Should more governments take aim at fast food?

Policies that counter fast food consumption might offer governments a way to tackle the growing obesity epidemic, a new study proposes.

The research is the first to look at the effects of deregulation in the economy and increases in fast food transactions and BMIs over time.

The findings show that fast food purchases were independent predictors of increases in the average body mass index (BMI) in the United States and 24 other wealthy nations from 1999 to 2008.


Nations with stronger government regulations—such as producer protection, price controls, intervention on competition, and taxes—experienced slower increases in fast food purchases and average BMIs.

“Unless governments take steps to regulate their economies, the ‘invisible hand of the market’ will continue to promote obesity worldwide with disastrous consequences for future public health and economic productivity,” says Roberto De Vogli, associate professor in the department of public health sciences at the University of California, Davis.

Rather than looking at the density of fast food outlets or self-reported fast food consumption as researchers have done in the past, De Vogli and colleagues compared data on fast food transactions per capita with figures on BMI, a standard measure of body fat based on height and weight. A person with a BMI of 25 to 29.9 is considered overweight, while a BMI of 30 or more is considered obese.

Published in the Bulletin of the World Health Organization, the study focuses on high-income countries, but the findings are also relevant to developing countries as “virtually all nations have undergone a process of market deregulation and globalization—especially in the last three decades,” De Vogli says.

Unhealthy weight is widespread

While the average number of annual fast food transactions per capita increased from 26.61 to 32.76, average BMI increased from 25.8 to 26.4. Thus, each 1-unit increase in the average number of annual fast food transactions per capita was associated with an increase of 0.0329 in BMI over the study period.

The BMI figures revealed that the problem of unhealthy weight is widespread; people living in all 25 countries included in the study were, on average, overweight.

The average number of annual fast food transactions per capita increased in all 25 countries. The sharpest increases were in Canada (by 16.6 transactions per capita), Australia (14.7), Ireland (12.3) and New Zealand (10.1), Norway (9.0), and the US (8.6), while the lowest increases were in countries with more stringent market regulation, including Italy (1.5), the Netherlands (1.8), Greece (1.9), Belgium (2.1), Portugal (2.6), and Spain (3.4).

“It’s not by chance that countries with the highest average BMIs and fast food purchases are those in the forefront of market liberalization,” De Vogli says. “Whereas countries with lower average BMIs and fewer fast food transactions have some of the tightest controls on food economies.”

Increases in BMIs could not be explained by increases in animal fat consumption or total calories, which remained close to constant over the course of the study.

“This was surprising,” De Vogli says. “Fast food tends to be high in animal fats, which have been linked to unhealthy weight. The only factor that can partially explain the BMI increases is soft drink purchases.”
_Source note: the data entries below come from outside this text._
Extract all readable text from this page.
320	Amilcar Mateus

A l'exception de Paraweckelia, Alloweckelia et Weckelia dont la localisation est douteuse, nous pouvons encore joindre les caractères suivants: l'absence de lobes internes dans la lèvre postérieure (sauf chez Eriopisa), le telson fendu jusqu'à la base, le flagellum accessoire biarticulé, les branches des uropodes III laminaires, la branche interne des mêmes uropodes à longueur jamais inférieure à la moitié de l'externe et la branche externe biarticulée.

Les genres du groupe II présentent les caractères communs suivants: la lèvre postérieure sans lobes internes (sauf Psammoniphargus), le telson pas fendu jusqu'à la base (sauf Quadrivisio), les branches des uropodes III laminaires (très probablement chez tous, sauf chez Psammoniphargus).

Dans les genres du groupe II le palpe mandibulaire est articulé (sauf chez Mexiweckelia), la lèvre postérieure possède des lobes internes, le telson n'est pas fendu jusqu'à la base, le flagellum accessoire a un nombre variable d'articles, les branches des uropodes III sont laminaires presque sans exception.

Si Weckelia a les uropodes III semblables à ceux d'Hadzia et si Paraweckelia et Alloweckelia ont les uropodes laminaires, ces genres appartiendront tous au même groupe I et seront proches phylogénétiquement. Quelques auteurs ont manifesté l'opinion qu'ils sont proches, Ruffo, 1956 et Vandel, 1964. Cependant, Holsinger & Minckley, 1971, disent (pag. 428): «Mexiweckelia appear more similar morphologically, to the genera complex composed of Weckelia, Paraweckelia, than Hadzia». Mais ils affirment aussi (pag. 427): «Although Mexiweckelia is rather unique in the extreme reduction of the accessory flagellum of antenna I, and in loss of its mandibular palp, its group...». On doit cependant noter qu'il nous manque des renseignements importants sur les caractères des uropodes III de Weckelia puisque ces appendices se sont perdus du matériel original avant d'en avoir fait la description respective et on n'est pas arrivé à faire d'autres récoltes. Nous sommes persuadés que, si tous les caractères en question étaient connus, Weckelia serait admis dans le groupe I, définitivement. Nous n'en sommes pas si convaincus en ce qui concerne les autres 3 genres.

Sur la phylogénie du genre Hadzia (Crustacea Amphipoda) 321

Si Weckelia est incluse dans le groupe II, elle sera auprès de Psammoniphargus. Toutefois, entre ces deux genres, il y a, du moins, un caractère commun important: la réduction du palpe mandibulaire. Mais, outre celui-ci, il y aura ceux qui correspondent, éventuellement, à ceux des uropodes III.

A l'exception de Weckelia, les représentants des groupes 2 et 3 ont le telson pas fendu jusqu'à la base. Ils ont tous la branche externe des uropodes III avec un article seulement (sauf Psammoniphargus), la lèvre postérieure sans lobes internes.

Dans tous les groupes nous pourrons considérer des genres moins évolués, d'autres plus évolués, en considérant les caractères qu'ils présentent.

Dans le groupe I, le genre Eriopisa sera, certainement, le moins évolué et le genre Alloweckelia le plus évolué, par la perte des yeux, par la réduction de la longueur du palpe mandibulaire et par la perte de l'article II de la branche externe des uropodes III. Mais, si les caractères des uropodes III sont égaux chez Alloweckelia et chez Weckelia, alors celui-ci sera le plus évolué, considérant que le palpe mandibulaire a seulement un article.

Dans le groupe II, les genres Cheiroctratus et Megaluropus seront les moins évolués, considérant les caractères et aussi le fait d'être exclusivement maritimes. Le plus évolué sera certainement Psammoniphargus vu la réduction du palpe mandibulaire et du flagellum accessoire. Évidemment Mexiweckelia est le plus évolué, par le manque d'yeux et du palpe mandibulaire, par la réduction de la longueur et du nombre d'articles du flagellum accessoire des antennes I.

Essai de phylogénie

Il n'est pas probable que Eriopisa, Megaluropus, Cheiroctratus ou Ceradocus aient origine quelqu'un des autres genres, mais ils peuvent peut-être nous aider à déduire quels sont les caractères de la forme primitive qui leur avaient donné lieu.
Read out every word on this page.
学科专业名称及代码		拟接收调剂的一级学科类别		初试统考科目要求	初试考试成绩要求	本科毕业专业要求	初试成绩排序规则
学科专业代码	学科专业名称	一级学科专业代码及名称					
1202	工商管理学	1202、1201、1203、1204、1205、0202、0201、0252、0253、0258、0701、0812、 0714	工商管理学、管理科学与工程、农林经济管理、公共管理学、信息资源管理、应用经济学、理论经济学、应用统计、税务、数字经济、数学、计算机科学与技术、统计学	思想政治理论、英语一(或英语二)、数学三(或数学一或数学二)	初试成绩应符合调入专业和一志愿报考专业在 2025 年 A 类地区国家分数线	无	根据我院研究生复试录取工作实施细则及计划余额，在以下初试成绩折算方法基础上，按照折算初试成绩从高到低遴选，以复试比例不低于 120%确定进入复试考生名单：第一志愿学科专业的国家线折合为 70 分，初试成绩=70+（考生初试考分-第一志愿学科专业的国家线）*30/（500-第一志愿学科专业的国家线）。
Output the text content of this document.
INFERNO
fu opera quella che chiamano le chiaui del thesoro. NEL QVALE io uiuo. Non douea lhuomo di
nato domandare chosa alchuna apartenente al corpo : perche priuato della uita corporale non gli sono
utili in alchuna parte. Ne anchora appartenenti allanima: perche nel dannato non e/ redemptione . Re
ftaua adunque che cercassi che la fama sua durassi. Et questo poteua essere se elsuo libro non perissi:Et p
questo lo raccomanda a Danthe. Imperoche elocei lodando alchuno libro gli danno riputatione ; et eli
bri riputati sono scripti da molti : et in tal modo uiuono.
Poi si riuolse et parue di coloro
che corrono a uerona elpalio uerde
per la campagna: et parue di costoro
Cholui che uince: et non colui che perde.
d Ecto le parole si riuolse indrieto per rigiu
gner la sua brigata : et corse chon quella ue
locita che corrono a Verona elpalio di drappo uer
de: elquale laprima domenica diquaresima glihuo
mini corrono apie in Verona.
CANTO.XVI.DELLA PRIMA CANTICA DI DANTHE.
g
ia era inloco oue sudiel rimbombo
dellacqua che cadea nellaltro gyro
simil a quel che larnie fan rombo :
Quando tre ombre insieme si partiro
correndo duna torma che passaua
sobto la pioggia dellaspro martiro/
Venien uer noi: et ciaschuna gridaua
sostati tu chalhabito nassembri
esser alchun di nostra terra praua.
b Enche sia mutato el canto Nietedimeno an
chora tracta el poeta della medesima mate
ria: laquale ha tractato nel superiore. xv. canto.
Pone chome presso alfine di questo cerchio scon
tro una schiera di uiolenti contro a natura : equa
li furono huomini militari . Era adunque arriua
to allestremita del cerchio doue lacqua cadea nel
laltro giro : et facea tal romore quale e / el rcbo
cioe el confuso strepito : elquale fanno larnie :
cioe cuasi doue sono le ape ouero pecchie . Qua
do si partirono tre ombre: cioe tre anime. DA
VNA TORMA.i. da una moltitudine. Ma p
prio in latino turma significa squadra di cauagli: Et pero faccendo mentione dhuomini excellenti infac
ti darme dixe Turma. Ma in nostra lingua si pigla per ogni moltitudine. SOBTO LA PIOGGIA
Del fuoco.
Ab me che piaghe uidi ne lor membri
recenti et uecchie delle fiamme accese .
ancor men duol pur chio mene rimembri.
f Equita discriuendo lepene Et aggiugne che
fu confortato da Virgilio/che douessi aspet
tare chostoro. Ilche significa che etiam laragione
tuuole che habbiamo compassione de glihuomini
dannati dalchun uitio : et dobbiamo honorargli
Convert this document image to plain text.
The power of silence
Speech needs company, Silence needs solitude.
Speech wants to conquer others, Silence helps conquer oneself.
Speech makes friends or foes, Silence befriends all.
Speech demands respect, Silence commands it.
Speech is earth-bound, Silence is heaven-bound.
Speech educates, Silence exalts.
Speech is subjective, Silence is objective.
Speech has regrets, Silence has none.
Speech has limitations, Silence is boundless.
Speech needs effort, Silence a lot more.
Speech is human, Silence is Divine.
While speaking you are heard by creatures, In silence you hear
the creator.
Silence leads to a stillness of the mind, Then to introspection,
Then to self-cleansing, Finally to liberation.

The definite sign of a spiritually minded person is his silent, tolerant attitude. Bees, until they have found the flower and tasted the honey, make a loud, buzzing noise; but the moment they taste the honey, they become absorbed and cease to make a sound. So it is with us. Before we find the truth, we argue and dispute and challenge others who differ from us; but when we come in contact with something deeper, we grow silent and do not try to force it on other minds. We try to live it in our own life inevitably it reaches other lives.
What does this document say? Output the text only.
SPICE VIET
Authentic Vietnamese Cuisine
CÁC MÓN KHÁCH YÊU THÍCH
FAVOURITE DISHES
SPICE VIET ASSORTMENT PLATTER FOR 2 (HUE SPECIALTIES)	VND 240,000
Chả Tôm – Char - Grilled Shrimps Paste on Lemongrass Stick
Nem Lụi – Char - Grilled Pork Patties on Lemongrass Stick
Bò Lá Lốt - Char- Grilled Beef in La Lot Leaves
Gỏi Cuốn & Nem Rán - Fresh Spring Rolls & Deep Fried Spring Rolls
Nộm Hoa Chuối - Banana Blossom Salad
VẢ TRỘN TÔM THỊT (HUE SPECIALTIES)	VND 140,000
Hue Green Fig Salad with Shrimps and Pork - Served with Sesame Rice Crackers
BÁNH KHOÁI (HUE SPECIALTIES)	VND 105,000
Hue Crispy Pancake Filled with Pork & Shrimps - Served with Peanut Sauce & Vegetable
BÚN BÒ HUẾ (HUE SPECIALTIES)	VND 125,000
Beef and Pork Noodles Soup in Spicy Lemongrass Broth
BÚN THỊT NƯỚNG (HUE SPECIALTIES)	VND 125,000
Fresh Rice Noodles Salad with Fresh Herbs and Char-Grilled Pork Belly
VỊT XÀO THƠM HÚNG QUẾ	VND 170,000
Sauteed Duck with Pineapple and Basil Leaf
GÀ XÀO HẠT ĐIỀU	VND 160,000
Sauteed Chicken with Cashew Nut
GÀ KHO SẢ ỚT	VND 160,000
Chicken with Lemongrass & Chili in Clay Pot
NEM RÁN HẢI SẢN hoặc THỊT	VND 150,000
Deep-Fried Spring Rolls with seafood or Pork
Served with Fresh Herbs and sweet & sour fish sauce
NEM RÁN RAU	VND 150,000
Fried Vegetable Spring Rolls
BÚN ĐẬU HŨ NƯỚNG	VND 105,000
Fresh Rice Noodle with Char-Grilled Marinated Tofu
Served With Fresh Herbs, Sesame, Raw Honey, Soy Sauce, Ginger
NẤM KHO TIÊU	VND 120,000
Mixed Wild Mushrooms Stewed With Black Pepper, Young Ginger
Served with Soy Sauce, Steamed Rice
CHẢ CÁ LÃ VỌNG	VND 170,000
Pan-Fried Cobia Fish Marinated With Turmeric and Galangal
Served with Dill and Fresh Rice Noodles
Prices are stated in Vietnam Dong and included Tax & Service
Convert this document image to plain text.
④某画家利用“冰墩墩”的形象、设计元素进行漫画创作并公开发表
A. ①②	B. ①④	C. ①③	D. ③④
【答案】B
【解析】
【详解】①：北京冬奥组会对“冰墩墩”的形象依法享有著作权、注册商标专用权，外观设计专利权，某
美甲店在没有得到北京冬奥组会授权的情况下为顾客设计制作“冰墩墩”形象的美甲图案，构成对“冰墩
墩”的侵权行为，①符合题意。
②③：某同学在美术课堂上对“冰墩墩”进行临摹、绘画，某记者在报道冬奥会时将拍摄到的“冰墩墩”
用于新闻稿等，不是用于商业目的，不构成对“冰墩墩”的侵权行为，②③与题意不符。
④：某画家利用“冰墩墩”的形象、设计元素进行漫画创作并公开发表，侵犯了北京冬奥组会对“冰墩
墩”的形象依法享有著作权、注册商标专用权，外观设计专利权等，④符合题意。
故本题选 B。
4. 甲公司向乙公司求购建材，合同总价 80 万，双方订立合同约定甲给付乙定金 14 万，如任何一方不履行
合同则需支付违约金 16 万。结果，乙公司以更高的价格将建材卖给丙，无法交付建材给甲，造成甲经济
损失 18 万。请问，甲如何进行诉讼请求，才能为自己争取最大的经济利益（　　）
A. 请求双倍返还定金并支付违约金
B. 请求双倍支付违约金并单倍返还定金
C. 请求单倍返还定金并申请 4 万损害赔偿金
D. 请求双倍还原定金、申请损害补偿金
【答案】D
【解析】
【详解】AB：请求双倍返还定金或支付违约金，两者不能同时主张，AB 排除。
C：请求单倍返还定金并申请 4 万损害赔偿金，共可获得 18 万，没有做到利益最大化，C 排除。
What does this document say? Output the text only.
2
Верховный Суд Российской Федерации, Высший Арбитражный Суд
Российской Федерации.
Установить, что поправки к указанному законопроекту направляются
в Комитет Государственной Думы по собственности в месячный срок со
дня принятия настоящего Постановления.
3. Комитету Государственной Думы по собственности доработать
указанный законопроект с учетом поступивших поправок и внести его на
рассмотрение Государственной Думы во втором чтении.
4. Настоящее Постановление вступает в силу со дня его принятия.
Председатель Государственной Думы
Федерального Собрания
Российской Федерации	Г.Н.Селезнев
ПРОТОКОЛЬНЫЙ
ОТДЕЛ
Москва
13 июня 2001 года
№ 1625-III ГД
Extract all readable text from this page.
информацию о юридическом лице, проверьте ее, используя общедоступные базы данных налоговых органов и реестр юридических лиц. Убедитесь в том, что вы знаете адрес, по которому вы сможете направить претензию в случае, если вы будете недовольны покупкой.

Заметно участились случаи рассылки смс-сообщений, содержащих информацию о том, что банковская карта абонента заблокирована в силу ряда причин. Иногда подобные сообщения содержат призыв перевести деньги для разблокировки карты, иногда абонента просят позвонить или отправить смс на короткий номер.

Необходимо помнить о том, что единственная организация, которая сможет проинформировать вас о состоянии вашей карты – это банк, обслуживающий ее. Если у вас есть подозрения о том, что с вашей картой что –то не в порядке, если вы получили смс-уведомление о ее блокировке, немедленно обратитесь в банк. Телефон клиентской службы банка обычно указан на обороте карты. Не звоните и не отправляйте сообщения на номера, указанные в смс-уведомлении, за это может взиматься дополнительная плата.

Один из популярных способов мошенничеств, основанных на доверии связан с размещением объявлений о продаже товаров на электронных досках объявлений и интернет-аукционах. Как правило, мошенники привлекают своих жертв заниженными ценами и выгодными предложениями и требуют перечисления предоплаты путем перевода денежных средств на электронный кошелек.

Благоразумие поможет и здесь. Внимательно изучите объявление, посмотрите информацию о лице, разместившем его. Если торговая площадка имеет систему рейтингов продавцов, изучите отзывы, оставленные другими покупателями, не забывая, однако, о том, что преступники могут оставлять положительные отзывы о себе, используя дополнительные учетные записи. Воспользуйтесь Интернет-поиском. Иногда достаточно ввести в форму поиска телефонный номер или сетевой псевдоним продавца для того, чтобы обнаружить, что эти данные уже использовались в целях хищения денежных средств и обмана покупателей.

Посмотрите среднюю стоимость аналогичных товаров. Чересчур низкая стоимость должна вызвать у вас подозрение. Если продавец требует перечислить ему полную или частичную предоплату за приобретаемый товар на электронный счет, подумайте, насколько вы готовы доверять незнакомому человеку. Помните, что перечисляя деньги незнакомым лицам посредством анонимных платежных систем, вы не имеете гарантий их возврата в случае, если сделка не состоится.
Future research should focus on categorizing food items according to levels of processing instead of fats and calories, which could help identify the specific determinants of overweight and obesity, De Vogli says.

“The next step will be to study in detail what is done with food and how those processes alter calorie and nutrient content along with health.”

Researchers from the University of Texas Health Science Center and Queen’s University in Belfast contributed to the study, which was funded by the Economic and Social Research Council in the UK.